You’ll know your mental healthcare provider is right for you if you feel comfortable talking with them about your anxiety. You’ll need to see a psychiatrist if it’s determined that you need medication to help control your anxiety. It’s sufficient for you to see a psychologist if your mental healthcare provider determines your anxiety is treatable with talk therapy alone.

Remember that it takes time to start seeing results of treatment for anxiety. Be patient and follow the directions of your mental healthcare provider for the best outcome. But also know that if you feel uneasy with your mental healthcare provider or don’t think you’re making enough progress, you can always seek treatment elsewhere. Ask your primary care doctor to give you referrals to other mental healthcare providers in your area.

At-home anxiety treatments

While taking medication and talking with a therapist can help treat anxiety, coping with anxiety is a 24–7 task. Luckily there are many simple lifestyle changes you can make at home to help further alleviate your anxiety. 

Get exercise. Setting up an exercise routine to follow most or all days of the week can help reduce your stress and anxiety. If you are normally sedentary, start off with just a few activities and continue adding more over time.

Avoid alcohol and recreational drugs. Using alcohol or drugs can cause or increase your anxiety. If you have trouble quitting, see your doctor or look to a support group for help.

Stop smoking and reduce or stop consuming caffeinated drinks. Nicotine in cigarettes and caffeinated beverages such as coffee, tea, and energy drinks can make anxiety worse.

Try relaxation and stress management techniques. Taking meditation, repeating a mantra, practicing visualization techniques, and doing yoga can all promote relaxation and reduce anxiety.

Get enough sleep. A lack of sleep can increase feelings of restlessness and anxiety. If you have trouble sleeping, see your doctor for help.

Stick to a healthy diet. Eat plenty of fruits, vegetables, whole grains, and lean protein such as chicken and fish.

Coping and support

Coping with an anxiety disorder can be a challenge. Here are some things you can do to make it easier:

Be knowledgeable. Learn as much as you can about your condition and what treatments are available to you so you can make appropriate decisions about your treatment.

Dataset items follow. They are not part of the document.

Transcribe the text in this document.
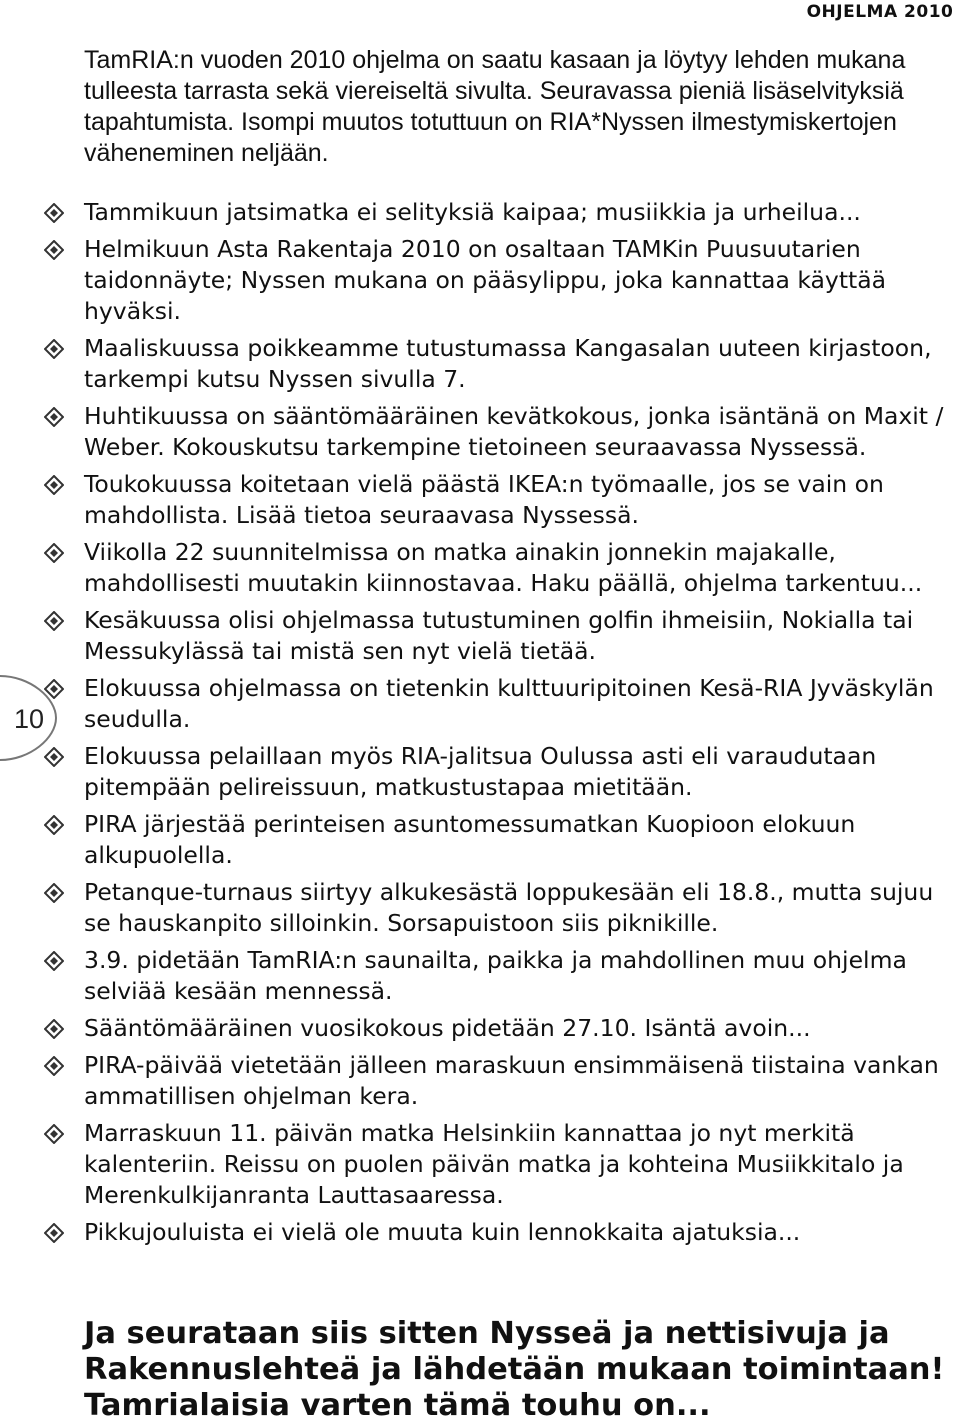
OHJELMA 2010

TamRIA:n vuoden 2010 ohjelma on saatu kasaan ja löytyy lehden mukana tulleesta tarrasta sekä viereiseltä sivulta. Seuravassa pieniä lisäselvityksiä tapahtumista. Isompi muutos totuttuun on RIA*Nyssen ilmestymiskertojen väheneminen neljään.

Tammikuun jatsimatka ei selityksiä kaipaa; musiikkia ja urheilua...
Helmikuun Asta Rakentaja 2010 on osaltaan TAMKin Puusuutarien taidonnäyte; Nyssen mukana on pääsylippu, joka kannattaa käyttää hyväksi.
Maaliskuussa poikkeamme tutustumassa Kangasalan uuteen kirjastoon, tarkempi kutsu Nyssen sivulla 7.
Huhtikuussa on sääntömääräinen kevätkokous, jonka isäntänä on Maxit / Weber. Kokouskutsu tarkempine tietoineen seuraavassa Nyssessä.
Toukokuussa koitetaan vielä päästä IKEA:n työmaalle, jos se vain on mahdollista. Lisää tietoa seuraavasa Nyssessä.
Viikolla 22 suunnitelmissa on matka ainakin jonnekin majakalle, mahdollisesti muutakin kiinnostavaa. Haku päällä, ohjelma tarkentuu...
Kesäkuussa olisi ohjelmassa tutustuminen golfin ihmeisiin, Nokialla tai Messukylässä tai mistä sen nyt vielä tietää.
Elokuussa ohjelmassa on tietenkin kulttuuripitoinen Kesä-RIA Jyväskylän seudulla.
Elokuussa pelaillaan myös RIA-jalitsua Oulussa asti eli varaudutaan pitempään pelireissuun, matkustustapaa mietitään.
PIRA järjestää perinteisen asuntomessumatkan Kuopioon elokuun alkupuolella.
Petanque-turnaus siirtyy alkukesästä loppukesään eli 18.8., mutta sujuu se hauskanpito silloinkin. Sorsapuistoon siis piknikille.
3.9. pidetään TamRIA:n saunailta, paikka ja mahdollinen muu ohjelma selviää kesään mennessä.
Sääntömääräinen vuosikokous pidetään 27.10. Isäntä avoin...
PIRA-päivää vietetään jälleen maraskuun ensimmäisenä tiistaina vankan ammatillisen ohjelman kera.
Marraskuun 11. päivän matka Helsinkiin kannattaa jo nyt merkitä kalenteriin. Reissu on puolen päivän matka ja kohteina Musiikkitalo ja Merenkulkijanranta Lauttasaaressa.
Pikkujouluista ei vielä ole muuta kuin lennokkaita ajatuksia...
10

Ja seurataan siis sitten Nysseä ja nettisivuja ja Rakennuslehteä ja lähdetään mukaan toimintaan! Tamrialaisia varten tämä touhu on...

Be consistent. Follow the treatment plan your mental healthcare provider gives you, taking your medication as directed and attending all of your therapy appointments. This will help keep your anxiety disorder symptoms away. 

Know yourself. Figure out what triggers your anxiety and practice the coping strategies you created with your mental healthcare provider so you can best deal with your anxiety when it’s triggered. 

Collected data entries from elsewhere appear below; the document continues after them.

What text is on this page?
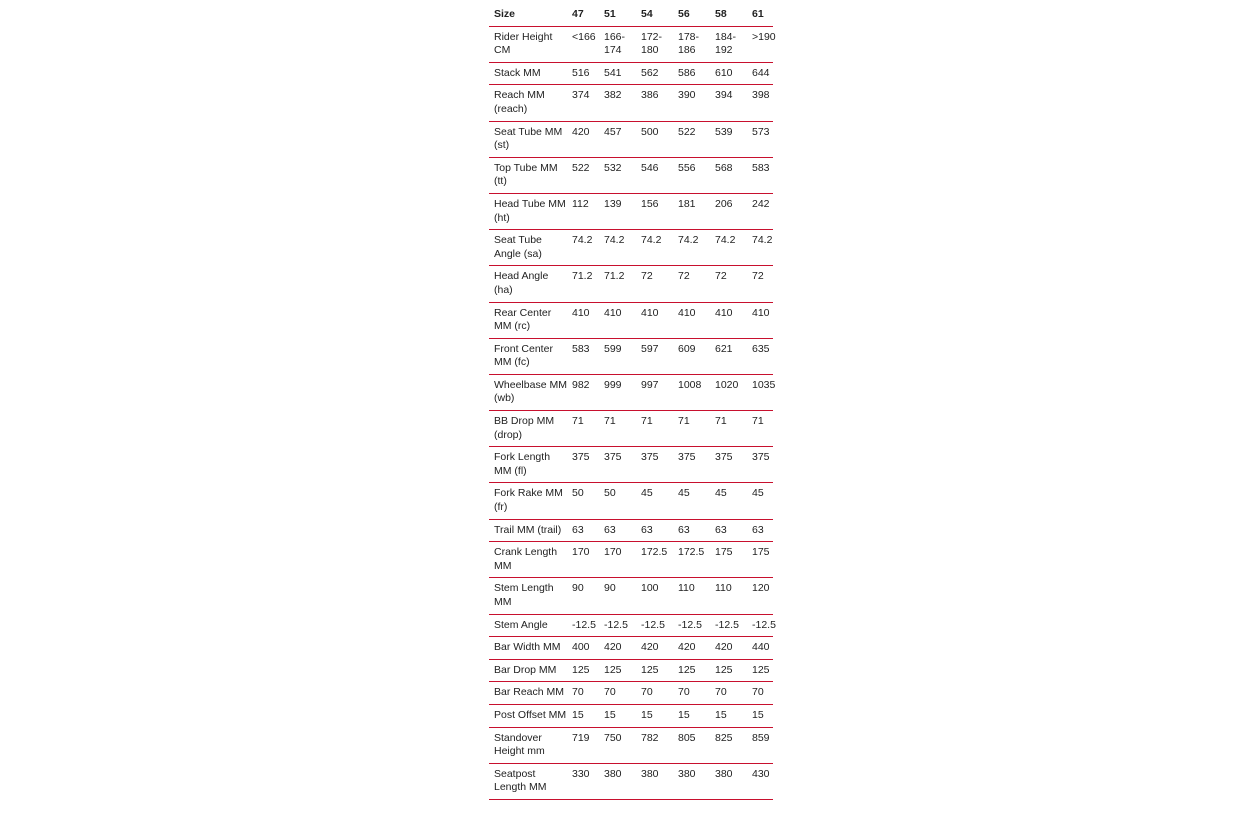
Size	47	51	54	56	58	61
Rider Height CM	<166	166-174	172-180	178-186	184-192	>190
Stack MM	516	541	562	586	610	644
Reach MM (reach)	374	382	386	390	394	398
Seat Tube MM (st)	420	457	500	522	539	573
Top Tube MM (tt)	522	532	546	556	568	583
Head Tube MM (ht)	112	139	156	181	206	242
Seat Tube Angle (sa)	74.2	74.2	74.2	74.2	74.2	74.2
Head Angle (ha)	71.2	71.2	72	72	72	72
Rear Center MM (rc)	410	410	410	410	410	410
Front Center MM (fc)	583	599	597	609	621	635
Wheelbase MM (wb)	982	999	997	1008	1020	1035
BB Drop MM (drop)	71	71	71	71	71	71
Fork Length MM (fl)	375	375	375	375	375	375
Fork Rake MM (fr)	50	50	45	45	45	45
Trail MM (trail)	63	63	63	63	63	63
Crank Length MM	170	170	172.5	172.5	175	175
Stem Length MM	90	90	100	110	110	120
Stem Angle	-12.5	-12.5	-12.5	-12.5	-12.5	-12.5
Bar Width MM	400	420	420	420	420	440
Bar Drop MM	125	125	125	125	125	125
Bar Reach MM	70	70	70	70	70	70
Post Offset MM	15	15	15	15	15	15
Standover Height mm	719	750	782	805	825	859
Seatpost Length MM	330	380	380	380	380	430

Write it down. Keeping a journal of your feelings and experiences can help your mental healthcare provider determine the most appropriate treatment plan for you.

Get support. Consider joining a support group where you can share your experiences and hear from others who deal with anxiety disorders. Associations such as the National Alliance on Mental Illness or the Anxiety and Depression Association of America can help you find an appropriate support group near you.

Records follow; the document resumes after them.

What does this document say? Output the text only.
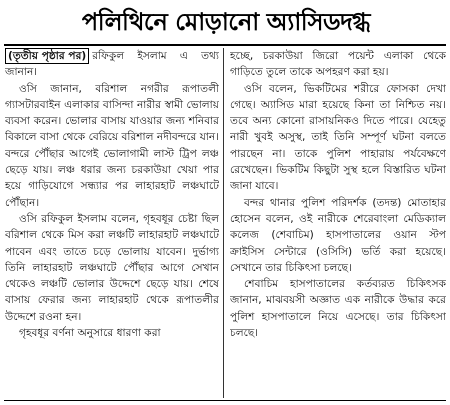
পলিথিনে মোড়ানো অ্যাসিডদগ্ধ

(তৃতীয় পৃষ্ঠার পর) রফিকুল ইসলাম এ তথ্য জানান।

ওসি জানান, বরিশাল নগরীর রূপাতলী গ্যাসটারবাইন এলাকার বাসিন্দা নারীর স্বামী ভোলায় ব্যবসা করেন। ভোলার বাসায় যাওয়ার জন্য শনিবার বিকালে বাসা থেকে বেরিয়ে বরিশাল নদীবন্দরে যান। বন্দরে পৌঁছার আগেই ভোলাগামী লাস্ট ট্রিপ লঞ্চ ছেড়ে যায়। লঞ্চ ধরার জন্য চরকাউয়া খেয়া পার হয়ে গাড়িযোগে সন্ধ্যার পর লাহারহাট লঞ্চঘাটে পৌঁছান।

ওসি রফিকুল ইসলাম বলেন, গৃহবধূর চেষ্টা ছিল বরিশাল থেকে মিস করা লঞ্চটি লাহারহাট লঞ্চঘাটে পাবেন এবং তাতে চড়ে ভোলায় যাবেন। দুর্ভাগ্য তিনি লাহারহাট লঞ্চঘাটে পৌঁছার আগে সেখান থেকেও লঞ্চটি ভোলার উদ্দেশে ছেড়ে যায়। শেষে বাসায় ফেরার জন্য লাহারহাট থেকে রূপাতলীর উদ্দেশে রওনা হন।

গৃহবধূর বর্ণনা অনুসারে ধারণা করা

হচ্ছে, চরকাউয়া জিরো পয়েন্ট এলাকা থেকে গাড়িতে তুলে তাকে অপহরণ করা হয়।

ওসি বলেন, ভিকটিমের শরীরে ফোসকা দেখা গেছে। অ্যাসিড মারা হয়েছে কিনা তা নিশ্চিত নয়। তবে অন্য কোনো রাসায়নিকও দিতে পারে। যেহেতু নারী খুবই অসুস্থ, তাই তিনি সম্পূর্ণ ঘটনা বলতে পারছেন না। তাকে পুলিশ পাহারায় পর্যবেক্ষণে রেখেছেন। ভিকটিম কিছুটা সুস্থ হলে বিস্তারিত ঘটনা জানা যাবে।

বন্দর থানার পুলিশ পরিদর্শক (তদন্ত) মোতাহার হোসেন বলেন, ওই নারীকে শেরেবাংলা মেডিক্যাল কলেজ (শেবাচিম) হাসপাতালের ওয়ান স্টপ ক্রাইসিস সেন্টারে (ওসিসি) ভর্তি করা হয়েছে। সেখানে তার চিকিৎসা চলছে।

শেবাচিম হাসপাতালের কর্তব্যরত চিকিৎসক জানান, মাঝবয়সী অজ্ঞাত এক নারীকে উদ্ধার করে পুলিশ হাসপাতালে নিয়ে এসেছে। তার চিকিৎসা চলছে।
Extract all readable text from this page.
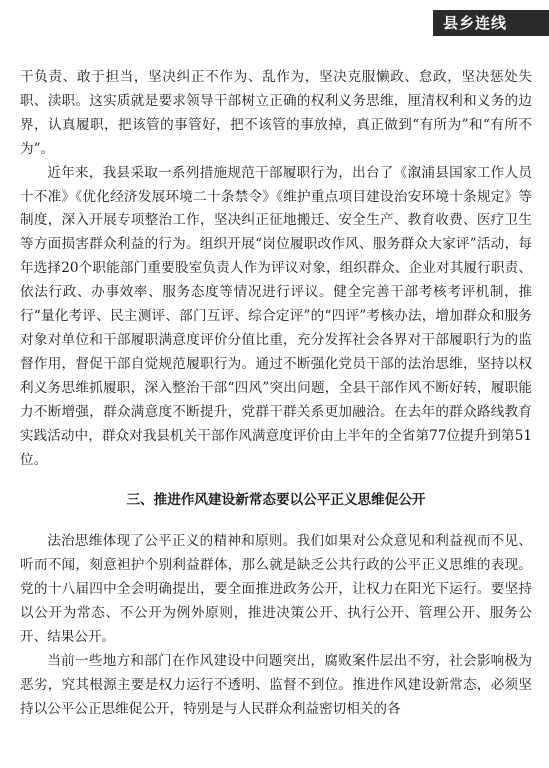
县乡连线

干负责、敢于担当，坚决纠正不作为、乱作为，坚决克服懒政、怠政，坚决惩处失职、渎职。这实质就是要求领导干部树立正确的权利义务思维，厘清权利和义务的边界，认真履职，把该管的事管好，把不该管的事放掉，真正做到“有所为”和“有所不为”。

近年来，我县采取一系列措施规范干部履职行为，出台了《溆浦县国家工作人员十不准》《优化经济发展环境二十条禁令》《维护重点项目建设治安环境十条规定》等制度，深入开展专项整治工作，坚决纠正征地搬迁、安全生产、教育收费、医疗卫生等方面损害群众利益的行为。组织开展“岗位履职改作风、服务群众大家评”活动，每年选择20个职能部门重要股室负责人作为评议对象，组织群众、企业对其履行职责、依法行政、办事效率、服务态度等情况进行评议。健全完善干部考核考评机制，推行“量化考评、民主测评、部门互评、综合定评”的“四评”考核办法，增加群众和服务对象对单位和干部履职满意度评价分值比重，充分发挥社会各界对干部履职行为的监督作用，督促干部自觉规范履职行为。通过不断强化党员干部的法治思维，坚持以权利义务思维抓履职，深入整治干部“四风”突出问题，全县干部作风不断好转，履职能力不断增强，群众满意度不断提升，党群干群关系更加融洽。在去年的群众路线教育实践活动中，群众对我县机关干部作风满意度评价由上半年的全省第77位提升到第51位。

三、推进作风建设新常态要以公平正义思维促公开

法治思维体现了公平正义的精神和原则。我们如果对公众意见和利益视而不见、听而不闻，刻意袒护个别利益群体，那么就是缺乏公共行政的公平正义思维的表现。党的十八届四中全会明确提出，要全面推进政务公开，让权力在阳光下运行。要坚持以公开为常态、不公开为例外原则，推进决策公开、执行公开、管理公开、服务公开、结果公开。

当前一些地方和部门在作风建设中问题突出，腐败案件层出不穷，社会影响极为恶劣，究其根源主要是权力运行不透明、监督不到位。推进作风建设新常态，必须坚持以公平公正思维促公开，特别是与人民群众利益密切相关的各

Manage your time intelligently. This can help reduce your anxiety and help you make the most of your treatment. 

Be social. Isolating yourself from friends and family can actually make your anxiety worse. Make plans with people you like spending time with.

Shake things up. Don’t let your anxiety take control of your life. If you feel overwhelmed, break up your day by taking a walk or doing something that will direct your mind away from your worries or fears.